The continuous-mode analog of Basel, Buffon, and Parseval

Claim: The Gaussian integral expresses phase conservation under continuous transport.
Result: π emerges as the normalization of unconstrained mode density.

1. The Statement

The Gaussian integral is:

$$ \int_{-\infty}^{\infty} e^{-x^2} \, dx = \sqrt{\pi} $$

This result appears without geometry, probability, or circles.

2. Why Squaring Matters

The standard evaluation proceeds by squaring the integral:

$$ \left( \int_{-\infty}^{\infty} e^{-x^2} dx \right)^2 = \int \int e^{-(x^2+y^2)} dx dy $$

This is not a trick. It reveals hidden phase dimensions.

3. Continuous Phase Space

The exponent $-(x^2+y^2)$ spans a continuous phase plane.
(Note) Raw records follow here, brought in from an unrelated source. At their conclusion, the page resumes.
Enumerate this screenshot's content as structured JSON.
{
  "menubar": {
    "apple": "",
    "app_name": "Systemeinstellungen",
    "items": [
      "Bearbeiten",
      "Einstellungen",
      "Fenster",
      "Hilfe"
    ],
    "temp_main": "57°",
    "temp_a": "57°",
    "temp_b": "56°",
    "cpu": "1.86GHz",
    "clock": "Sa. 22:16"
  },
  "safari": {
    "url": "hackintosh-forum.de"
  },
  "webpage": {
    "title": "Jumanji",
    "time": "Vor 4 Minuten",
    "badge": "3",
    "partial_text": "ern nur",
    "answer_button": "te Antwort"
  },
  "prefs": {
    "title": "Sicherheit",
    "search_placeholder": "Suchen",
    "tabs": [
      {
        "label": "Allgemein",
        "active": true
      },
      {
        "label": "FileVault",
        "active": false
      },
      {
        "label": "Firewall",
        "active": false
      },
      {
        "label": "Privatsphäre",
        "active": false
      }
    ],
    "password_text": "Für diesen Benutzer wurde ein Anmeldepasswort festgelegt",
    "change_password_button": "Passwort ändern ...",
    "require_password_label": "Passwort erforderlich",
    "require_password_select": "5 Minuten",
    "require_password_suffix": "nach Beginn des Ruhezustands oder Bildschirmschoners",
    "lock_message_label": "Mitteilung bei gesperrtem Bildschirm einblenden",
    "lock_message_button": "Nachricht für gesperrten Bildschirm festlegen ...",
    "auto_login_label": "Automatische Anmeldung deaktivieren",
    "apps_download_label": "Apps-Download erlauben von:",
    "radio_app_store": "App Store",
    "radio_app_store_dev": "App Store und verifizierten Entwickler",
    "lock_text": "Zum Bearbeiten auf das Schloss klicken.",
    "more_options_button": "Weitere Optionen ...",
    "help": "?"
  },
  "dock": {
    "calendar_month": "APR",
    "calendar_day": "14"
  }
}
The transformation to polar coordinates exposes rotational invariance:

$$ \int_0^{2\pi} d\theta \int_0^{\infty} e^{-r^2} r \, dr = \pi $$

π appears as the angular phase measure.

4. Transport Interpretation

$e^{-x^2}$ is a transport weighting function.

It suppresses long excursions while preserving total motion content.

The Gaussian is the unique distribution invariant under repeated transport averaging.

5. Relation to Parseval

The Gaussian is self-dual under Fourier transform.

This makes it the continuous fixed point of Parseval conservation.

6. Relation to the Basel Problem

Basel sums discrete mode contributions.

The Gaussian integral sums continuous modes.

Both count phase density.

7. Why π Appears Again

π measures phase volume.

In discrete mode space → π²

In continuous phase space → π

8. Transport-First Summary

The Gaussian integral is not a probability artifact.

It is the continuous-mode expression of transport invariance.

π appears because phase does not close.